Scalability, high availability, containers, fault tolerance and eventual consistency. Tech terms can be confusing to those new to server administration or development. In the coming weeks, we’ll be breaking down common — yet potentially confusing — terms you will undoubtedly come across in your learning journey.
Closely related to a system’s uptime and functionality is the concept of high availability. A highly available system ensures above-average availability for the users who are accessing your website, application or program.
Key points of high availability for a system are locating and removing all single points of failure, preventing data loss, and ensuring operational stability at peak times. This is primarily achieved through redundancy.
Redundancy allows for systems to failover to a working version of the problem element, whether this is a database, an instance in a cluster, or a backup filesystem. There are two common forms of redundancy, active/active and active/passive redundancy:
Active/active redundancy involves multiple items of the same kind working to share the load, and detect and bypass system failures of any sort. When there is a failure, one or more of the other available, operating systems, will take over for that failed instance, handling any requests.
While active/active redundancy relies primarily on clustered systems to share and take over any requests in the event of failure, active/passive systems work with keeping an up-to-date secondary system or systems that will be brought online only after a failure.
Uptime and Availability
Uptime and availability are often closely related, but they are not the same. An application may be accessible to users, but with certain features broken due to network failure or otherwise; this application may not be experiencing downtime, per se, but since it is not available in the expected manner for users, it is not considered highly available.
Uptime is measured in percentage an application is up throughout an entire year. It is also measured using the “nines” system.
|Percent Uptime||Nines||Downtime Per Year|
|90%||one nine||36.5 days|
|99%||two nines||3.65 days|
|99.9%||three nines||8.76 hours|
|99.99%||four nines||52.56 minutes|
|99.999%||five nines||5.26 minutes|
Those familiar with AWS may recall the “eleven nines” durability that S3 features. What this means is it has 99.999999999% uptime through a given year.
Planning for High Availability
A highly available system is one that, beyond removing single points of failure, has reliable failure detection, considers system failure from all points, and often relies on automation to complete demands.

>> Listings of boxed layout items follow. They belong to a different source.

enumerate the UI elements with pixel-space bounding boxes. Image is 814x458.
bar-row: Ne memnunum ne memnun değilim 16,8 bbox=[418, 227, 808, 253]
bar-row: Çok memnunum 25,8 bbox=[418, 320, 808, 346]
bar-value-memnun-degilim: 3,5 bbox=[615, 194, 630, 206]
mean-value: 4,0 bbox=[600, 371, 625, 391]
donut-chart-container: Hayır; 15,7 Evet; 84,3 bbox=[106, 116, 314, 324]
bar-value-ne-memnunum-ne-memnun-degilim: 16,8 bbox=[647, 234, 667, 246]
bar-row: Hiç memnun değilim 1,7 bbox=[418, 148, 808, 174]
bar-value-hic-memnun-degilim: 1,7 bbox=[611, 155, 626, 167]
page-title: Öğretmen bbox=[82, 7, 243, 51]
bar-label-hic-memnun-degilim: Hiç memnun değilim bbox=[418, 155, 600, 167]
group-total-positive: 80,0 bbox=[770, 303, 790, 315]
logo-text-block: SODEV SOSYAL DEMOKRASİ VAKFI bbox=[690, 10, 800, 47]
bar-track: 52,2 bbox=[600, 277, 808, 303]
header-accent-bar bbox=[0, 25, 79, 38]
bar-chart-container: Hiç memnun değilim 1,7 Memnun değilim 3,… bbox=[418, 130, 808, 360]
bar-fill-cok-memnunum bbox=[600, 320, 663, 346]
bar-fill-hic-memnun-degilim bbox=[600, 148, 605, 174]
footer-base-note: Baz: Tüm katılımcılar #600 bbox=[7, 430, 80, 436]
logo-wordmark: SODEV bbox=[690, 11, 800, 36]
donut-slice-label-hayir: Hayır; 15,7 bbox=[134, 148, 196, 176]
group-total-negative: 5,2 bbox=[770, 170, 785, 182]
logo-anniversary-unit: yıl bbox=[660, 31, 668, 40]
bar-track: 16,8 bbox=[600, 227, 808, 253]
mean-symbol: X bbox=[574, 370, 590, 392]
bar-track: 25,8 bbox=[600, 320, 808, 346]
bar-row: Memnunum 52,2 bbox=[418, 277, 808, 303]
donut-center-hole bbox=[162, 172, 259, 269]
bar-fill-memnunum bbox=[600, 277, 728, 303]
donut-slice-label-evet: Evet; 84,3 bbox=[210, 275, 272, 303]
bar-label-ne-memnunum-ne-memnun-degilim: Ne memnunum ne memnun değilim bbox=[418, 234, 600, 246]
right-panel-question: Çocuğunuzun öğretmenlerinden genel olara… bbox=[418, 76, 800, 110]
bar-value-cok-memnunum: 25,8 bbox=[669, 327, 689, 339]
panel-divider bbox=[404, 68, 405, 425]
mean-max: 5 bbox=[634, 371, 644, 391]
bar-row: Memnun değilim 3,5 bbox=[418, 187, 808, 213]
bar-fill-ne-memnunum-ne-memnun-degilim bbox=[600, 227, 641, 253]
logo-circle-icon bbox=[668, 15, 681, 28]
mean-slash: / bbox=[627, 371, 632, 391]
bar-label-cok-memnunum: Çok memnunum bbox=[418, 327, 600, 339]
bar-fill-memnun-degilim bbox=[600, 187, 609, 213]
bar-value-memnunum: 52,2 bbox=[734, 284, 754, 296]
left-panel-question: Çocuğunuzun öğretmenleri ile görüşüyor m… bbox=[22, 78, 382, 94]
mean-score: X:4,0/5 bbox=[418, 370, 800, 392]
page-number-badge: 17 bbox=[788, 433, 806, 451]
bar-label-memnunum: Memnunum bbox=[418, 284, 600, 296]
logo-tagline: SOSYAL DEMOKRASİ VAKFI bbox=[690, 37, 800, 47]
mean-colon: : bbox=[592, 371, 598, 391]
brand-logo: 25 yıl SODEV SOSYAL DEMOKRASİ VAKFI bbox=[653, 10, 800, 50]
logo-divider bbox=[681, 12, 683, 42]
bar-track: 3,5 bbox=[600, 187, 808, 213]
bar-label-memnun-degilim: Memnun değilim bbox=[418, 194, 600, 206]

The elimination of single points of failure often is resolved through redundancy, addressed above; however, for failover or redundancy to appropriately function, the system needs to be aware when there is a failure. Because of this, failure detection is a must, and automation should be set up for the system to take any needed actions to ensure any failures will not affect user experience.
Moreover, when planning for high availability, environmental concerns should also be addressed. Where is your hardware located? Are you prepared to failover in the event of an issue at a data center, or are is all your hardware in one place? If you have immediate access to your hardware, are you prepared to do any emergency replacements in the event of hardware failure yourself?
Costs and Concerns
Unfortunately, high availability comes at a cost. While planning for high availability for simple systems can seem easy, the nature of creating a highly available system itself will add complexity to your design, and complexity adds cost.
Additional instances, backup hardware, reserved servers, and other elements you may need to craft your system need to be weighed against the benefits of maintaining a highly available system. Consider the nature of your application’s downtime and what you can allow for and afford.
While working toward a highly available application can look like a daunting task, knowing the ins and outs of your system to locate and resolve any failure points can provide your users a positive, downtime-free experience, allow you to rest easy knowing you have automation in place, and increase your uptime overall.